渋々、北国へやってきた彼だったが、どうも村の様子がおかしい。殺伐としているのだ。大人たちは罵り合い、戦争を繰り返している。そして、敵同士同じ教育は受けさせないと、親は学校に子供を通わせない。故に学校は魚屋さんとしてしか機能していない。そんな修羅の国でも、いかに狡猾に郵便配達数を稼げるかしか考えていない彼は、ヒョコんなことから子どもたちに「手紙を書けばおもちゃあげるよ」と言いふらし、手紙を集めていくのです。彼にとって、手紙さえ集められれば手段は問わない。文字を書けないサーミ人の子どもに文字を書けるように勉強させようと、学校再開に注力したり、ヘイト的行動に躍起となっている子どもたちには「悪い子にはおもちゃあげないぞ」と言葉巧みに巻き込んで手紙を集めていくのです。

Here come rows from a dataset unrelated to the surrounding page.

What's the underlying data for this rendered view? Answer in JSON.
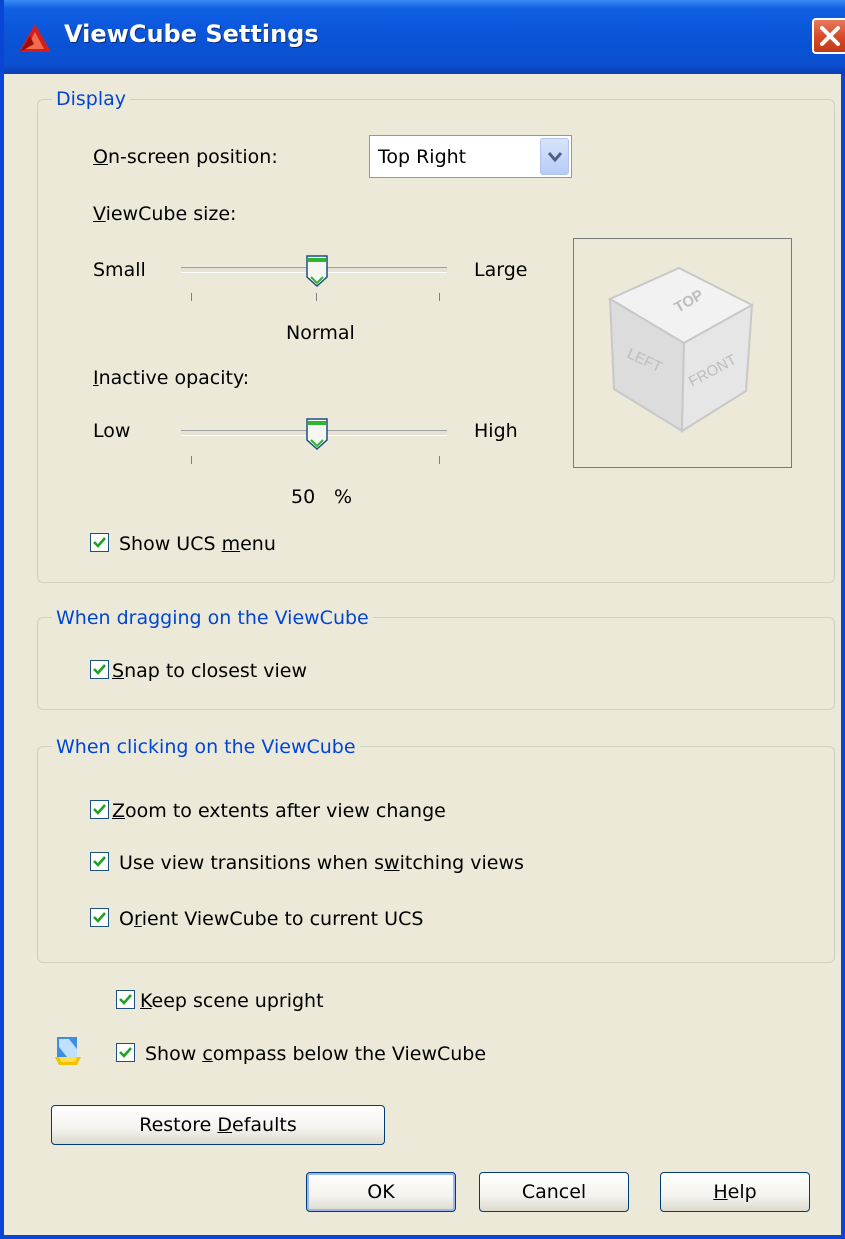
{
  "window": {
    "title": "ViewCube Settings",
    "close_icon": "close-icon"
  },
  "display": {
    "legend": "Display",
    "position_label_prefix": "O",
    "position_label_rest": "n-screen position:",
    "position_value": "Top Right",
    "size_label_prefix": "V",
    "size_label_rest": "iewCube size:",
    "size_min_label": "Small",
    "size_max_label": "Large",
    "size_value_label": "Normal",
    "size_level": 0.5,
    "opacity_label_prefix": "I",
    "opacity_label_rest": "nactive opacity:",
    "opacity_min_label": "Low",
    "opacity_max_label": "High",
    "opacity_value": "50",
    "opacity_unit": "%",
    "opacity_level": 0.5,
    "cube_faces": {
      "top": "TOP",
      "left": "LEFT",
      "front": "FRONT"
    },
    "show_ucs_menu": {
      "before": "Show UCS ",
      "underline": "m",
      "after": "enu",
      "checked": true
    }
  },
  "dragging": {
    "legend": "When dragging on the ViewCube",
    "snap": {
      "before": "",
      "underline": "S",
      "after": "nap to closest view",
      "checked": true
    }
  },
  "clicking": {
    "legend": "When clicking on the ViewCube",
    "zoom": {
      "before": "",
      "underline": "Z",
      "after": "oom to extents after view change",
      "checked": true
    },
    "transitions": {
      "before": "Use view transitions when s",
      "underline": "w",
      "after": "itching views",
      "checked": true
    },
    "orient": {
      "before": "O",
      "underline": "r",
      "after": "ient ViewCube to current UCS",
      "checked": true
    }
  },
  "keep_upright": {
    "before": "",
    "underline": "K",
    "after": "eep scene upright",
    "checked": true
  },
  "show_compass": {
    "before": "Show ",
    "underline": "c",
    "after": "ompass below the ViewCube",
    "checked": true
  },
  "buttons": {
    "restore_before": "Restore ",
    "restore_underline": "D",
    "restore_after": "efaults",
    "ok": "OK",
    "cancel": "Cancel",
    "help_underline": "H",
    "help_after": "elp"
  },
  "colors": {
    "titlebar": "#0a54d8",
    "legend": "#0046d5",
    "check": "#21a121",
    "dialog": "#ece9d8"
  }
}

そして出会った孤独なおもちゃ職人クロースですら言葉巧みに言いくるめて、おもちゃの在庫を集めていく。ドジで間抜けで、なのにキザなジェスパーがWin-Winの関係で徳を積んでいく姿がイカしており魅力的だ。言葉で伝えないことは暴力的で殺伐とした世界を生む。そこに蓄積される憎悪は子どもにまで伝播する様を説得力持って、尚且つドイツ表現主義的な奇妙な造形による面白さで描いていくバランス感覚に感銘を受けた。そして着地点も、決して全て丸く収めようとするのではなく、リアル路線に着地し、あくまでもジェスパーらしい生き様とは何かに特化しているところに好感が持てました。

本作は、傑作クリスマス映画の土俵にはあがれるし、子ども向けアニメーションとして非常に優秀な一本でありました。